Don’t downgrade the MNLF
Still, terrorism and war remain serious threats, from isolated extremists or the MILF itself, if its radicals gain clout. So the next President must formulate a roadmap to preserve the internationally monitored ceasefire forged in 2003, review and renegotiate the peace agreement with input from all stakeholders, and build long-term security and development in the south.
This column’s September 15 Mindanao issues briefing raised questions to address in renegotiating the MILF pact (http://www.manilatimes.net/briefing-on-mindanao-renegotiating-peace/218811/):
“Will more funds and powers for the Bangsamoro government, plus its own mechanisms for public service and accountability, reduce or worsen the extensively documented and widely known waste and corruption undermining progress in the ARMM?
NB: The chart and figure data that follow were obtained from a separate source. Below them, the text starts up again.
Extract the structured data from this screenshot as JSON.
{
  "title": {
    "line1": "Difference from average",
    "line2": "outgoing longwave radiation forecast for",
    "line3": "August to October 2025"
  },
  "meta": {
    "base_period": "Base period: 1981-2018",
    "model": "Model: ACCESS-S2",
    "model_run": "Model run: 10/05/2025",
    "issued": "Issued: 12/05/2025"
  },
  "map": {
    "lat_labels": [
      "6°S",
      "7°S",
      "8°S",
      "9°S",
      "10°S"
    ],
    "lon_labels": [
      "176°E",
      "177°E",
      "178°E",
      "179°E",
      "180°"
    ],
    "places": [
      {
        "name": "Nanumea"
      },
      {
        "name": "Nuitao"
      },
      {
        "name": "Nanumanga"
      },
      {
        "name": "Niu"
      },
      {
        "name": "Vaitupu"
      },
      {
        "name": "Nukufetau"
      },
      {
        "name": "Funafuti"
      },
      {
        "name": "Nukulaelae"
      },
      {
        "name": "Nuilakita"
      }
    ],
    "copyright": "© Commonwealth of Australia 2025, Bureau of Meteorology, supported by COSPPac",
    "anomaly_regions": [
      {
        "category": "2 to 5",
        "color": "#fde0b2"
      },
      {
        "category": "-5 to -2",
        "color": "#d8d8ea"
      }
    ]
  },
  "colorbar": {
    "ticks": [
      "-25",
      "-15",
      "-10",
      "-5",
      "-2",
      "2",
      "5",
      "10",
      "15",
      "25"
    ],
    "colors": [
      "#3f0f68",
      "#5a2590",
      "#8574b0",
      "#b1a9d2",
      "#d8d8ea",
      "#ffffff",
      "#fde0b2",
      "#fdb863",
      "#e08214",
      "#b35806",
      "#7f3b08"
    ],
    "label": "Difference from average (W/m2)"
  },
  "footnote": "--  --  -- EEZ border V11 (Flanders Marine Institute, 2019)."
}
“Will the proposed Bangsamoro security force crack down on lawlessness and terrorism, [or]will longstanding ties among armed groups allow threats to flourish, especially if the military presence is reduced?
“And will the rise of Bangsamoro really persuade extremists to let go of demands for secession as well as portions of the Republic allegedly grabbed from the Muslims? Or will the MILF’s gains only embolden the radicals?”
In his rush to get a peace deal, Aquino would pretty much hand over Muslim Mindanao to the MILF, alienating Christians, Lumad, and the Moro National Liberation Front. The next president should think thrice about setting aside the MNLF, which accepted peace and autonomy two decades ago, in favor of its secessionist splinter group. Why not instead echo the OIC’s call for both Fronts to harmonize their positions?
The danger of devastating war
Whether from wishful thinking or the eagerness to make peace and impress the world, the Aquino government showed lack of prudence in assuming the MILF would give up its decades-old secession goal, and not exploit its clout and concessions under the peace deal for Bangsamoro independence.
Yet prudence and reason should have told those who cared to listen that long-time separatists could just be paying lip service to autonomy so they can gain more power and resources for a renewed struggle.
The same lack of prudence seems evident in Aquino’s policy of escalating American military deployment in the Philippines amid Washington’s growing rivalry with Beijing. The assumption seems to be that this big-power test of wills and might would not trigger a major conflict, in which the Philippines, hosting US forces, would be a frontline state subject to attack.
In the past 70 years since the end of World War II in 1945, America has been in five major Asian conflicts — Korea, Vietnam, Afghanistan, and twice in Iraq and nearby states. That should tell prudent policymakers that the United States could very well engage in a sixth war for its global security agenda. Indeed, Washington is moving 60 percent of its naval assets to the region under its Pivot To Asia policy.
Today, there are many expert scenarios of Sino-American conflict, mostly over issues of little interest to the Philippines, and invariably involving massive missile exchanges, possibly including atomic weapons targeting US military assets and the facilities they use. If those forces and the bases they have access to in the archipelago are attacked, there could be immense collateral damage on nearby areas and populations.
Hence, the next President would have to ponder whether the country should accept that war risk just to host American forces, which have NEVER helped or even pledged to help in territorial disputes with China. Or should the Philippines build up maritime defenses, like Vietnam’s submarines and anti-ship missiles, so we can assert territorial interests without putting our people at great risk of devastating superpower war?